Council President Michael Lombardi said his understanding is the ordinance is for a study on whether or not a parking deck is a viable option on Amboy Avenue.

Resident Esther Nemitz said the township paid Heyer, Gruel & Associates of Red Bank a lot of money to come up with a plan for Amboy Avenue.

“I thought that was going to be an adequate amount of money to come up with something,” she said.

The intent of the redevelopment study last year was to create a more vibrant neighborhood by encouraging new construction and rehabilitation of existing buildings with mixed retail restaurant and residential use.
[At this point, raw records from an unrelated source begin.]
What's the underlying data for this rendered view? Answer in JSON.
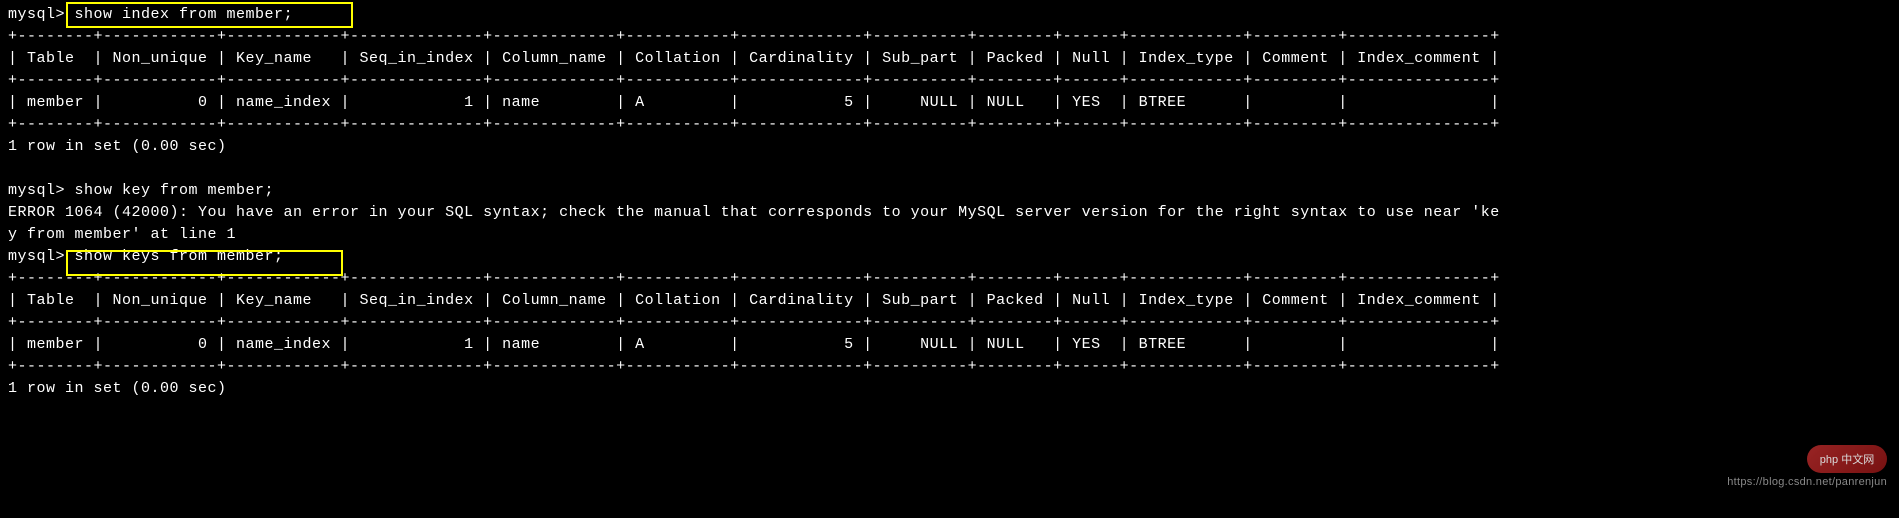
{
  "prompt": "mysql>",
  "commands": {
    "show_index": "show index from member;",
    "show_key": "show key from member;",
    "show_keys": "show keys from member;"
  },
  "table": {
    "headers": [
      "Table",
      "Non_unique",
      "Key_name",
      "Seq_in_index",
      "Column_name",
      "Collation",
      "Cardinality",
      "Sub_part",
      "Packed",
      "Null",
      "Index_type",
      "Comment",
      "Index_comment"
    ],
    "rows": [
      {
        "Table": "member",
        "Non_unique": "0",
        "Key_name": "name_index",
        "Seq_in_index": "1",
        "Column_name": "name",
        "Collation": "A",
        "Cardinality": "5",
        "Sub_part": "NULL",
        "Packed": "NULL",
        "Null": "YES",
        "Index_type": "BTREE",
        "Comment": "",
        "Index_comment": ""
      }
    ]
  },
  "row_summary": "1 row in set (0.00 sec)",
  "error": {
    "line1": "ERROR 1064 (42000): You have an error in your SQL syntax; check the manual that corresponds to your MySQL server version for the right syntax to use near 'ke",
    "line2": "y from member' at line 1"
  },
  "watermark": {
    "logo": "php 中文网",
    "url": "https://blog.csdn.net/panrenjun"
  },
  "border_line": "+--------+------------+------------+--------------+-------------+-----------+-------------+----------+--------+------+------------+---------+---------------+",
  "header_line": "| Table  | Non_unique | Key_name   | Seq_in_index | Column_name | Collation | Cardinality | Sub_part | Packed | Null | Index_type | Comment | Index_comment |",
  "data_line": "| member |          0 | name_index |            1 | name        | A         |           5 |     NULL | NULL   | YES  | BTREE      |         |               |"
}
Township Engineer Mark Kataryniak said one of the things the redevelopment study revealed by Heyer, Gruel & Associates last year was the need for parking.

“This [feasibility study] is more than just a professional telling us we need parking, we all know that we need parking [in the area],” he said. “There are a number of firms that specialize in parking garages and there is a lot to it, a lot of issues with construction costs, configuration effectiveness or efficiency of the structural design, how it can be implemented to fit on any particular piece of property [and more].”

Kataryniak said the feasibility study will be more in-depth and look at available properties along Amboy Avenue that may be feasible and economically viable to construct a garage.

With construction costs of $20,000-$25,000 for a parking space in a parking deck compared to 10 times that amount for surface parking, Kataryniak said the township wants to make the right decision for the area.

“We could build a garage that is 10 stories tall, but if it only fits six cars and costs $10 million, that is not really going to be an effective tool to solve the problem,” he said. “We want to hire a professional to tell us how big [the garage should be], what the demands are for parking in that area in terms of a number of spaces and proper locations from that.”

Kataryniak said their next step is to put together request for proposals (RFPs) and from those RFPs, a professional firm will be chosen for council approval.

“[The professional firm] will weigh all those issues for the township,” he said.

Lombardi said the feasibility study is a step to address the parking needs that were revealed by the redevelopment study and the hopes to grow the area.